肩、背中、腰、股関節など、身体に痛みやハリ・コリを訴えてケーズリリースに来られる方々。
ほとんどの方の場合がその痛みの出るところは一箇所ではなく、常に体に力が入っていることが感じられます。
まず身体の緊張をできるだけ取り除き、リラックスすることで筋膜ケアの効果も得やすいですが、それがなかなか難しいのですね。
私自身も痛みが出やすいほうですが、ある日、呼吸体操をしていた時に、「呼吸が上の方にあるな。」と感じる時がありました。
深呼吸をする時に肩に力が入ってしまい、肩から胸のあたりの上の方の位置で息をしているという感じで、肋骨の下のお腹あたりにもグッと力が入ってしまっているのです。
そのあと、ゆっくり吐き出しても、お腹の力は入ったままの様な感じでした。
それが波及してか、腰や股関節まわりも、グッと力が入ったままの状態です。
これでは緩むことはできていないな…と思い、考えて探ったところ、これは横隔膜に力が入ったままなのだと気づきました。
そこで、呼吸する時に、吸うときは頭のてっぺんから紐で軽く引っ張られたようにスウッ〜と軽く息を吸い、吐くときはその息が喉から気管、食道、胃、腸、お尻へと、体の中を通って下へ流れ出ていくように、細く長く吐き出します。
実際には息は口から前に吐き出しますが、そのようなイメージでゆっくり吐き出すのが良いです。
その時に、お腹の力をできるだけ “だら~ん” と抜いてしまいましょう。最後に大きくため息をつくのも効果的です。

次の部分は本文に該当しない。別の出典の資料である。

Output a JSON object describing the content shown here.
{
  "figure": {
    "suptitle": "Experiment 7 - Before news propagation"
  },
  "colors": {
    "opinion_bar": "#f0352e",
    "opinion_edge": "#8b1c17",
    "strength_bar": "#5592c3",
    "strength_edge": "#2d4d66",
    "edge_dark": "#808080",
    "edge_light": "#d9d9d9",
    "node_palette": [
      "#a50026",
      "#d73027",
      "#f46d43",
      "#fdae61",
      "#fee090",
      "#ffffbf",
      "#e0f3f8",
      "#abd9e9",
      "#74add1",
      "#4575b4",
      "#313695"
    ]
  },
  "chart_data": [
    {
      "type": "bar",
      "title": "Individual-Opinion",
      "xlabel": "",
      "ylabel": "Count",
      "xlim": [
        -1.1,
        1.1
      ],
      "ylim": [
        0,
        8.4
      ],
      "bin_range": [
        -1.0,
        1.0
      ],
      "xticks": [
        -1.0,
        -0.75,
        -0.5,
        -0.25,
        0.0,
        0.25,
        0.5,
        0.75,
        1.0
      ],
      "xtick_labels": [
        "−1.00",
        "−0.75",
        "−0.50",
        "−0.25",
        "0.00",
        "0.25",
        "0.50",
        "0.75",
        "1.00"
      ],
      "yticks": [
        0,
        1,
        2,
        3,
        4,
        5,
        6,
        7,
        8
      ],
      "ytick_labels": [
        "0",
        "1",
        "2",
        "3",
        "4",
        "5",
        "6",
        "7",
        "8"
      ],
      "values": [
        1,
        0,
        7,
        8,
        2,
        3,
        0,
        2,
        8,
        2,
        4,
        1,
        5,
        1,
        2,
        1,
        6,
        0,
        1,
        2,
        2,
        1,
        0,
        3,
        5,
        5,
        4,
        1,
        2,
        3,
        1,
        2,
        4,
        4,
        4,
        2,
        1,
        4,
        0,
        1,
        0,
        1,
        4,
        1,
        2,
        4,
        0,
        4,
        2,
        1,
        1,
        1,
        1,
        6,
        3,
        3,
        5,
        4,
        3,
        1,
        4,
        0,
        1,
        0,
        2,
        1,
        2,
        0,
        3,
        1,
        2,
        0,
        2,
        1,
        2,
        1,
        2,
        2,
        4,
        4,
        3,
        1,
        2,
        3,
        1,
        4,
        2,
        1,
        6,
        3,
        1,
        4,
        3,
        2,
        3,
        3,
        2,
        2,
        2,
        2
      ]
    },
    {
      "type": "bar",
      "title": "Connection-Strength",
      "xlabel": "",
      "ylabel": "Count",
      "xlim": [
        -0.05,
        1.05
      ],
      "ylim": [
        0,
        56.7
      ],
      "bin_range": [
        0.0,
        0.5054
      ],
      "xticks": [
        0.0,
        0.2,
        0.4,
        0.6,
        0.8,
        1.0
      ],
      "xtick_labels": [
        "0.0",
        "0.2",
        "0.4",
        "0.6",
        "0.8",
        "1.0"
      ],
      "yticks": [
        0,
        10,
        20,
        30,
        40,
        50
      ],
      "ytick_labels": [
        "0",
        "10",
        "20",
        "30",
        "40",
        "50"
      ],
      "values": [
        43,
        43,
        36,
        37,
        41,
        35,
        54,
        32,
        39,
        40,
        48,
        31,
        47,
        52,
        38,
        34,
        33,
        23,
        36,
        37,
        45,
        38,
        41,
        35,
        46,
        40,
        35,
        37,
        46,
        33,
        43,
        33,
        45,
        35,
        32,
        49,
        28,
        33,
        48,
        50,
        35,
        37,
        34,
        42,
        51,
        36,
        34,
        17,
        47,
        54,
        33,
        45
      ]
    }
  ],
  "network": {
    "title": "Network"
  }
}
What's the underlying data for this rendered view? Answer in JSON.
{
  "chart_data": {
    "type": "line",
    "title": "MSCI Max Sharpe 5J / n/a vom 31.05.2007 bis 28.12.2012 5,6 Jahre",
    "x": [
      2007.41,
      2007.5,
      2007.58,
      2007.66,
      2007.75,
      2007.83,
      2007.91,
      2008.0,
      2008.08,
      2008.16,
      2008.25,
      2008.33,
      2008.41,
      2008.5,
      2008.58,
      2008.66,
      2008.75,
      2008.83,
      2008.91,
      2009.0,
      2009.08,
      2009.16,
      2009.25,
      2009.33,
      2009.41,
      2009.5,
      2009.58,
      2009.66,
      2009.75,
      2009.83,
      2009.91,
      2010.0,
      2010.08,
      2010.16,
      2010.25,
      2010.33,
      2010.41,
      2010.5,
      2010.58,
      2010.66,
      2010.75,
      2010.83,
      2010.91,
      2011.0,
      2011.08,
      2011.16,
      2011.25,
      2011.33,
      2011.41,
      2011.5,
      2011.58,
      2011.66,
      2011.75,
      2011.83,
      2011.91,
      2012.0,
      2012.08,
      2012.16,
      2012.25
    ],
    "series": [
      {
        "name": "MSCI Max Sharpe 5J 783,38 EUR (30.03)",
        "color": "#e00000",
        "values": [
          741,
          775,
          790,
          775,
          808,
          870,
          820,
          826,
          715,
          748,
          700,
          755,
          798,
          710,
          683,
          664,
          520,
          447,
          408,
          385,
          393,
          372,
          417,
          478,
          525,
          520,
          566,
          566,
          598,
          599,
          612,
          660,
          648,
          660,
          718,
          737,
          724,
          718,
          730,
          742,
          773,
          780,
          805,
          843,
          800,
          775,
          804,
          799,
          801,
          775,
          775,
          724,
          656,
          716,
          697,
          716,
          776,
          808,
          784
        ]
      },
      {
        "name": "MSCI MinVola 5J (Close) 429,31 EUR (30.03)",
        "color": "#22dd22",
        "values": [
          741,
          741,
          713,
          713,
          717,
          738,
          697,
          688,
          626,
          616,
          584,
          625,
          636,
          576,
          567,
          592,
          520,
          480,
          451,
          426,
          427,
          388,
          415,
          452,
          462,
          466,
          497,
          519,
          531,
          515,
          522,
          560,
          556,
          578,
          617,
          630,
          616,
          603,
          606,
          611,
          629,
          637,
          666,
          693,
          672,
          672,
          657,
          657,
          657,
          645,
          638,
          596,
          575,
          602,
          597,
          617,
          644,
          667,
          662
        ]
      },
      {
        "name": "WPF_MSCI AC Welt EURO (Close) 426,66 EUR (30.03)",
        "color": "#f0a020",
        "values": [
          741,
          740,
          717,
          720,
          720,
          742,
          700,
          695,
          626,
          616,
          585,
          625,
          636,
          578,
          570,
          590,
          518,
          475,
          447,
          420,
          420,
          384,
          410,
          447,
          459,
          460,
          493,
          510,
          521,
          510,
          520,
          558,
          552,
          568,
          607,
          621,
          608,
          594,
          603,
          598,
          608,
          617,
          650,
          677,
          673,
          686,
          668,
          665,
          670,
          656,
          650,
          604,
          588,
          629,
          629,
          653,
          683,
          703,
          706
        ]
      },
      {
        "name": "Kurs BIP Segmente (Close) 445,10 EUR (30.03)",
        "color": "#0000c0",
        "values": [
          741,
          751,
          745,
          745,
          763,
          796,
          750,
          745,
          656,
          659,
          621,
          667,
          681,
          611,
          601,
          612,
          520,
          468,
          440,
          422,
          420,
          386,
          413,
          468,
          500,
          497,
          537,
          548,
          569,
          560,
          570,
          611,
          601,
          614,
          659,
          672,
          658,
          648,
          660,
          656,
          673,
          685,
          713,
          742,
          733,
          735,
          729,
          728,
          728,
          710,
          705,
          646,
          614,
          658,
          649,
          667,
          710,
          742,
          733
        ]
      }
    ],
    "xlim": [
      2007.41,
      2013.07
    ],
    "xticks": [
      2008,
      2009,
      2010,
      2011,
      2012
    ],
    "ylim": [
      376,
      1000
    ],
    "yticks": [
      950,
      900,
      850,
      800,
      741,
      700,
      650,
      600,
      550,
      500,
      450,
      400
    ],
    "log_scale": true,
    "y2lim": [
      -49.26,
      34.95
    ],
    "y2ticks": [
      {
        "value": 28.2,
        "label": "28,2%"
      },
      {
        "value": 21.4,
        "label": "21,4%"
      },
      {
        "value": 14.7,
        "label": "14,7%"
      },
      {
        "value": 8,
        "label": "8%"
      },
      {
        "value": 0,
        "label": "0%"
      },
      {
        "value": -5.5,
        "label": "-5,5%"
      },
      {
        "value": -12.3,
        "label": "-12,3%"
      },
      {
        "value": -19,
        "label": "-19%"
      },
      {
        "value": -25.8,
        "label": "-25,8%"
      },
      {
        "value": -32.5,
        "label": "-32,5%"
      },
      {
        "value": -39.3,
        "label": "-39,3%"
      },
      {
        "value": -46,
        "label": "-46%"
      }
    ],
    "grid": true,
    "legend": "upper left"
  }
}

腰の痛みがある場合には、椅子に浅く腰掛けてやってみるのがおすすめです。
何回か呼吸を繰り返すと、体の緊張もほぐれて気持ちもリラックスしてきます。
腹式呼吸が健康維持に良いという話や、姿勢を良くしようとすることで、かえって身体に力が入りすぎている場合があります。
特に、日常生活のいろいろな場面で、無意識のうちに余計な力を入れていないか、まめにチェックしてみて下さい。そんな時は呼吸も浅くなっていると思います。
身体の不調の予防は日常生活の中でのご自身の体の使い方に気づくことが肝心ですね。